Methods for conditioning

Repeated Sprint Ability or Repeated High Intensity Efforts

Figure 9. Repeated Sprint Ability (RSA) may be considered a sub-set of Repeated High Intensity Exercise (RHIE). Consider, what are the other repeated high intensity activities within the game?


Repeated Sprint Ability (RSA) can be defined as the ability to repeatedly produce maximal or near maximal efforts (i.e. sprints), interspersed with brief recovery intervals (consisting of complete rest or low- to moderate-intensity activity), over an extended period of time (1–4hours).

With regards to rugby, coaches must be aware that all high intensity efforts are not necessarily sprints and collision demands can have very high intensities. Therefore, it may be more appropriate to use the term Repeated High Intensity Efforts (RHIE) rather than Repeated Sprint Ability. Regardless of the terminology used, the need for rugby players to produce bouts of high intensity effort and recover effectively in between these bouts is key to performance.
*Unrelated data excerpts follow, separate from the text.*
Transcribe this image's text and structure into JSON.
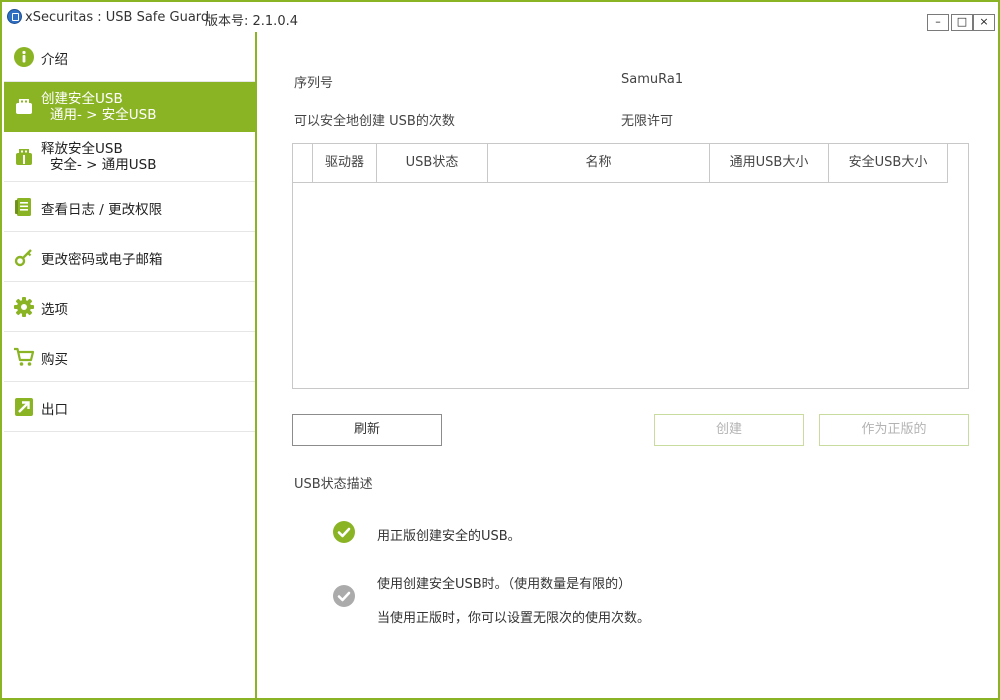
{
  "window": {
    "title": "xSecuritas : USB Safe Guard",
    "version_text": "版本号: 2.1.0.4",
    "minimize": "–",
    "maximize": "□",
    "close": "×"
  },
  "sidebar": {
    "items": [
      {
        "label": "介绍",
        "icon": "info-icon"
      },
      {
        "label": "创建安全USB",
        "sub": "通用- > 安全USB",
        "icon": "usb-icon",
        "active": true
      },
      {
        "label": "释放安全USB",
        "sub": "安全- > 通用USB",
        "icon": "usb-release-icon"
      },
      {
        "label": "查看日志 / 更改权限",
        "icon": "log-icon"
      },
      {
        "label": "更改密码或电子邮箱",
        "icon": "key-icon"
      },
      {
        "label": "选项",
        "icon": "gear-icon"
      },
      {
        "label": "购买",
        "icon": "cart-icon"
      },
      {
        "label": "出口",
        "icon": "exit-icon"
      }
    ]
  },
  "info": {
    "serial_label": "序列号",
    "serial_value": "SamuRa1",
    "count_label": "可以安全地创建 USB的次数",
    "count_value": "无限许可"
  },
  "table": {
    "columns": [
      "驱动器",
      "USB状态",
      "名称",
      "通用USB大小",
      "安全USB大小"
    ],
    "rows": []
  },
  "buttons": {
    "refresh": "刷新",
    "create": "创建",
    "as_licensed": "作为正版的"
  },
  "status_desc": {
    "title": "USB状态描述",
    "licensed": "用正版创建安全的USB。",
    "trial_line1": "使用创建安全USB时。（使用数量是有限的）",
    "trial_line2": "当使用正版时，你可以设置无限次的使用次数。"
  },
  "colors": {
    "accent": "#8ab424",
    "gray_check": "#ababab"
  }
}
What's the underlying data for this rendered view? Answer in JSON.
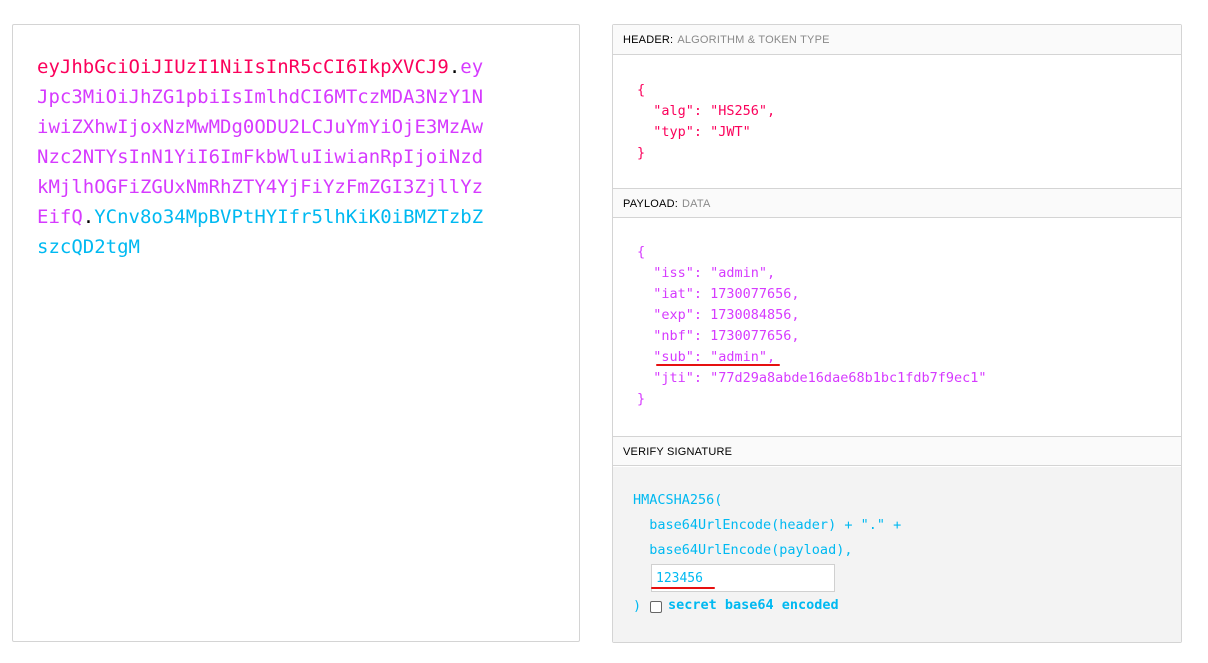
{
  "encoded": {
    "header_lines": [
      "eyJhbGciOiJIUzI1NiIsInR5cCI6IkpXVCJ9"
    ],
    "dot": ".",
    "payload_line1_start": "ey",
    "payload_lines": [
      "Jpc3MiOiJhZG1pbiIsImlhdCI6MTczMDA3NzY1N",
      "iwiZXhwIjoxNzMwMDg0ODU2LCJuYmYiOjE3MzAw",
      "Nzc2NTYsInN1YiI6ImFkbWluIiwianRpIjoiNzd",
      "kMjlhOGFiZGUxNmRhZTY4YjFiYzFmZGI3ZjllYz"
    ],
    "payload_last": "EifQ",
    "sig_part1": "YCnv8o34MpBVPtHYIfr5lhKiK0iBMZTzbZ",
    "sig_part2": "szcQD2tgM"
  },
  "header_section": {
    "label": "HEADER:",
    "sublabel": "ALGORITHM & TOKEN TYPE",
    "lines": [
      "{",
      "  \"alg\": \"HS256\",",
      "  \"typ\": \"JWT\"",
      "}"
    ]
  },
  "payload_section": {
    "label": "PAYLOAD:",
    "sublabel": "DATA",
    "lines": [
      "{",
      "  \"iss\": \"admin\",",
      "  \"iat\": 1730077656,",
      "  \"exp\": 1730084856,",
      "  \"nbf\": 1730077656,",
      "  \"sub\": \"admin\",",
      "  \"jti\": \"77d29a8abde16dae68b1bc1fdb7f9ec1\"",
      "}"
    ]
  },
  "verify_section": {
    "label": "VERIFY SIGNATURE",
    "line1": "HMACSHA256(",
    "line2": "  base64UrlEncode(header) + \".\" +",
    "line3": "  base64UrlEncode(payload),",
    "secret_value": "123456",
    "close": ")",
    "checkbox_label": "secret base64 encoded",
    "checkbox_checked": false
  },
  "colors": {
    "header": "#fb015b",
    "payload": "#d63aff",
    "signature": "#00b9f1",
    "annotation": "#e61010"
  }
}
To best understand how to train players to improve RSA or RHIE it is important to understand what the limiting performance factors for RSA or RHIE are. Girard and colleagues in 2011 highlighted that the potential limiting factors for RSA were as follows:

  • limitation in energy supply
  • waste product accumulation
  • muscle activation.

Phosphocreatine is the molecule that the ATP-PCr system relies on to rapidly regenerate ATP (the energy molecule) within the cells. The ATP-PCr is the energy system that will dominate the short very intense bursts of effort and so is key for repeated sprint performance. Phosphocreatine has very limited stores and after one six second sprint its levels may be depleted by up to 50 %. Stores of Phosphocreatine can take up to five minutes to fully replenish and so during RSA or RHIE the stores do not have time to fully replenish between efforts.

While the glycolytic energy system contributes up to 40% of the energy for the first sprint in an RSA protocol, this dramatically drops off as the sprints are repeated whereas the aerobic contribution increases as the sprints continue in an RSA protocol. This highlights the importance of the aerobic energy system to RSA and reducing performance decrement as the sprints continue. Therefore, a poor or underdeveloped aerobic system would appear to be a limiting factor for RSA and RHIE. The aerobic system is also responsible for the replenishment of Phosphocreatine and so is very important to RSA.

Waste products from the energy reactions build up when very high intensity efforts are performed. These waste products lead to increased acidity in the body and this has the potential to interfere with the processes involved in the contraction of muscles. If muscle contraction is affected, a drop in performance may occur during repeated sprints or repeated high intensity efforts continue.

The neural limiting factors affecting muscle activation and muscle recruitment strategies are also limiting factors. The build-up of fatigue with repeated sprints may lead to a reduction in neural drive to the contracting muscles during sprinting and thus a less powerful contraction resulting in a reduced RSA.